You’re landing interview after interview and are seemingly in high demand. You start to wing it and barely even look up the company’s website, let alone do some recon on your interviewers on LinkedIn. Those interviews will start to dry up and your job offers will become nonexistent. Spend time researching the industry, company, and leadership prior to every meeting and have at least 5 thoughtful questions ready to fire off. 

DON’T SHARE TOO MUCH INFORMATION

Look, I care about people, I really do…but not in the first interview. I’m trying to efficiently find the best fit for my team so that we never have to interview for that role again. Interviewing and training is a time suck, so I want to try my hardest to make sure we get it right the first time. I will care about your pet’s sickness, your divorce and your Keto Diet after I hire you but not in the initial interview. OK, maybe I won’t, but at least I will act like I do.  Sharing anecdotes is great when you are building rapport, but there should be no drama or lengthy stories that don’t pertain to anything of value. 

Read the room, ask questions and listen more than you speak. 

ACT LIKE YOU WANT TO BE THERE

I once interviewed the most qualified, talented, experienced Technical PM we had ever seen come through the door. 

I cut the interview after 15 minutes (that was my minimum cutoff time to be respectful to a candidate).  

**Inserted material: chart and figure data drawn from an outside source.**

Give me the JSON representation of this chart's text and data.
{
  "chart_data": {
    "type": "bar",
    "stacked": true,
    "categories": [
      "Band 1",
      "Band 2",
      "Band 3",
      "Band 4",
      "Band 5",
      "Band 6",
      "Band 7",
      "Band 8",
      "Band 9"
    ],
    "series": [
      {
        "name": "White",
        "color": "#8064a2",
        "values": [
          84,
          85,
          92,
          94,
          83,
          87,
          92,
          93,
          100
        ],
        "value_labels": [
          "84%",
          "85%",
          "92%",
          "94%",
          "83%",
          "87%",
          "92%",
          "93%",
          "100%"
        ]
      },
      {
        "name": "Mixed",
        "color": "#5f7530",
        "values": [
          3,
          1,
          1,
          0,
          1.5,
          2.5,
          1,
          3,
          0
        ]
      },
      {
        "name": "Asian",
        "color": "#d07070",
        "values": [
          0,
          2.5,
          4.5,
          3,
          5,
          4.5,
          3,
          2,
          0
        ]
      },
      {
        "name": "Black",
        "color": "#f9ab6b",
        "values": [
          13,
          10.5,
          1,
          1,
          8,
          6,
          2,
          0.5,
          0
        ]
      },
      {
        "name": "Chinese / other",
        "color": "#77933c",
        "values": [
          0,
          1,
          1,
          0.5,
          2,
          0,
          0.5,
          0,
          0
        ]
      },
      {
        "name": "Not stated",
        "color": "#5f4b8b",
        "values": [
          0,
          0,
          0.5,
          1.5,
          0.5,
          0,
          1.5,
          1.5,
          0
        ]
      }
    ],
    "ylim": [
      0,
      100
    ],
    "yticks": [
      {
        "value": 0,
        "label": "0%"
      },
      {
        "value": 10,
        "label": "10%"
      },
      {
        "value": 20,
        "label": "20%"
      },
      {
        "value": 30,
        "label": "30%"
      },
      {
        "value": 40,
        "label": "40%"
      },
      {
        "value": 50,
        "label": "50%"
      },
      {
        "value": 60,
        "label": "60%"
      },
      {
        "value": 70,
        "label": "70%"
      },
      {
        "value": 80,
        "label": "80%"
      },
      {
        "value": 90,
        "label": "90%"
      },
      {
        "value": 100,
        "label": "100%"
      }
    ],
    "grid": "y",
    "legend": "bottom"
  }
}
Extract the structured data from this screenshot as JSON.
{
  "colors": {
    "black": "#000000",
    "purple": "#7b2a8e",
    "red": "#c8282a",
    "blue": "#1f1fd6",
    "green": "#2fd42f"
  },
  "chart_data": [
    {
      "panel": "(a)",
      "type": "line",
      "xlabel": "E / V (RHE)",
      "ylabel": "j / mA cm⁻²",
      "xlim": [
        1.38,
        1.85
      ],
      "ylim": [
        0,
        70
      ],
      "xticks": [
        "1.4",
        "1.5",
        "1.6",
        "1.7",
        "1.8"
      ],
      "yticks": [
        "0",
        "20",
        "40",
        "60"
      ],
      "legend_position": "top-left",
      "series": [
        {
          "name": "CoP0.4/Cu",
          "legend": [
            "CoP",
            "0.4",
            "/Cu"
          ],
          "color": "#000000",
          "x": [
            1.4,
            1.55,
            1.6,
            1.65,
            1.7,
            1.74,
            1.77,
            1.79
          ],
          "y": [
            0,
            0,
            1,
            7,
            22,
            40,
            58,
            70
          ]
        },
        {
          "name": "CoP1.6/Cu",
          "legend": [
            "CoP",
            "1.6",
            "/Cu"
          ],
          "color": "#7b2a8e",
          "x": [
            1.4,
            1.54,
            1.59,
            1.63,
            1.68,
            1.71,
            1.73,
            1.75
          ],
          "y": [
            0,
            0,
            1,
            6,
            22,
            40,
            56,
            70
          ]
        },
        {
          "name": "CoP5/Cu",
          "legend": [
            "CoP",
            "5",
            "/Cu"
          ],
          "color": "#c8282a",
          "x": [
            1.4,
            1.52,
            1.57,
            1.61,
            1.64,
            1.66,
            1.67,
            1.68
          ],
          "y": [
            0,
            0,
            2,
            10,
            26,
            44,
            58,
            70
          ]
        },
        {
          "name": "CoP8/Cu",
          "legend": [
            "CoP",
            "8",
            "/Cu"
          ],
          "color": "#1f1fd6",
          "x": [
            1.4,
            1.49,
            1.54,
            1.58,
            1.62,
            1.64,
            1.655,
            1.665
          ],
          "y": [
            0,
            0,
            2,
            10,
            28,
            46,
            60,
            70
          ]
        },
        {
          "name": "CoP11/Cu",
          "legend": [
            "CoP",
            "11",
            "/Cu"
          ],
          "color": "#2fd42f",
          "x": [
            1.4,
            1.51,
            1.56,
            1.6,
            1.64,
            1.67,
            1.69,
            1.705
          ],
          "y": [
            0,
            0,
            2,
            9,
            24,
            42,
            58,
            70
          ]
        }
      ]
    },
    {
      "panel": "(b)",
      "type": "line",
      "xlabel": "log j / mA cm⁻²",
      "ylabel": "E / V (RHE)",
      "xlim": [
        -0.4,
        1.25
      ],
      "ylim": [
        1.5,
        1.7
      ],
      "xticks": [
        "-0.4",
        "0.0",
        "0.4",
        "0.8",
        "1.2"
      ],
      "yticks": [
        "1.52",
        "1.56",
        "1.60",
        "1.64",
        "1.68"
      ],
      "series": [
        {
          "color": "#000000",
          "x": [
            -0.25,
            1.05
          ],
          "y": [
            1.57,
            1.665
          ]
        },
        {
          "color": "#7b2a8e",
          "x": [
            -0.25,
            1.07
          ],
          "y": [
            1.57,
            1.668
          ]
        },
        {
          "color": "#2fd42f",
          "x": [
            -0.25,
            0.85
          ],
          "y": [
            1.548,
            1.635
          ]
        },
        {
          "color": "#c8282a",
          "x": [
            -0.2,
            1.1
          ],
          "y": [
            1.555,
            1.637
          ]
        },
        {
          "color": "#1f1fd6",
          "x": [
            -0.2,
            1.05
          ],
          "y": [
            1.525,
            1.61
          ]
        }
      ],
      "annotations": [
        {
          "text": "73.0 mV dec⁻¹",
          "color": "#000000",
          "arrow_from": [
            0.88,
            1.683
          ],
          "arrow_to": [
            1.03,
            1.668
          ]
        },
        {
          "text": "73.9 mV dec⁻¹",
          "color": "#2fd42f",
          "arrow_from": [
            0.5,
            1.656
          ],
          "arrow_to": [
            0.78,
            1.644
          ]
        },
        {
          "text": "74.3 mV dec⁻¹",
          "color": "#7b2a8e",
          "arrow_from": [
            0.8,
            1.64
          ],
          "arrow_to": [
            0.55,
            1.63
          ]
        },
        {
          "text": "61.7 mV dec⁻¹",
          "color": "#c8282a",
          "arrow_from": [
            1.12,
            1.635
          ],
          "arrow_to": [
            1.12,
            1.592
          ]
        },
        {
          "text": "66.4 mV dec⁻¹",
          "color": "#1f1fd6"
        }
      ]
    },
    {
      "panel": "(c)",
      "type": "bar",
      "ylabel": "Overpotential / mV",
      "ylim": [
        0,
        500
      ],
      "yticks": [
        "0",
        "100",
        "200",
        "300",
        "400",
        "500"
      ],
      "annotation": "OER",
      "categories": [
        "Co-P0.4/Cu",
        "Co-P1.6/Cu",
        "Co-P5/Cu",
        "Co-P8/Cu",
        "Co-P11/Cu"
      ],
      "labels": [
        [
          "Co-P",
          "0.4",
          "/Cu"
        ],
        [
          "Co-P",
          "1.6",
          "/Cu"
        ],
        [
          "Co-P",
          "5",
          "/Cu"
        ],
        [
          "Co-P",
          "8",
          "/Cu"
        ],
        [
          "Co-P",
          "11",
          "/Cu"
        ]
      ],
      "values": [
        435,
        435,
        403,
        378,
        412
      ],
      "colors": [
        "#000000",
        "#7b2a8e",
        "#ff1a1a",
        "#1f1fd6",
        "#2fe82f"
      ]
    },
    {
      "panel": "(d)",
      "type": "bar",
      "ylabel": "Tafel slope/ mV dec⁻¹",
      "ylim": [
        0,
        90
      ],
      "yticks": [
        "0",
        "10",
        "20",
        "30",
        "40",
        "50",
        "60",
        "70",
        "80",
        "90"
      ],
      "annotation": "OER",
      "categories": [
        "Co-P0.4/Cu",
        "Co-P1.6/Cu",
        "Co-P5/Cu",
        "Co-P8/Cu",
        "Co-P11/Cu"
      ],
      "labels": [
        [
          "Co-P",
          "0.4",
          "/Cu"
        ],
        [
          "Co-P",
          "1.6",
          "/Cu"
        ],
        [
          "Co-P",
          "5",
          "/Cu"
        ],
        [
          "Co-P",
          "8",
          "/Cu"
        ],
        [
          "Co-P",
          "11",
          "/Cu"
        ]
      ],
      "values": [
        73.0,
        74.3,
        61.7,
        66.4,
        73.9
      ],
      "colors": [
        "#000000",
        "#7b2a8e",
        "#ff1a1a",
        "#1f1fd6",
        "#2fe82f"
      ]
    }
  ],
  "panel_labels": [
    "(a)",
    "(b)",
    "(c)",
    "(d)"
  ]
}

This person looked amazing on paper, but their demeanor, body language and actual language during the interview showed that they didn’t care, didn’t need this interview and didn’t value our time. They also used profanity. Anyone who knows me, knows that I am a lifelong lover of profanity, but not in a job interview. Next!

If you aren’t interested in the position, politely decline the interview or better yet, recommend a colleague who might be a fit. Don’t waste people’s valuable time and put your reputation at risk for being disrespectful in an interview. 

You might be written about in a blog one day.  

ASK QUESTIONS

This is the easiest part. If you don’t ask any questions it shows that you haven’t truly thought about how you fit into the role or company long term. Also, do you seriously not have any questions? Really?!  You’re going to spend 40 hours a week here, you should have some questions. 

Don’t ask about things that are readily available on the company website. 

  • What do you do?
  • Who are your competitors?

You should know that already. 

Think critically about the role and write the questions down so you don’t forget.

Start to look for patterns during your interviews, make notes of where you fumbled so that you  constantly improve and make it past the 15 minute mark.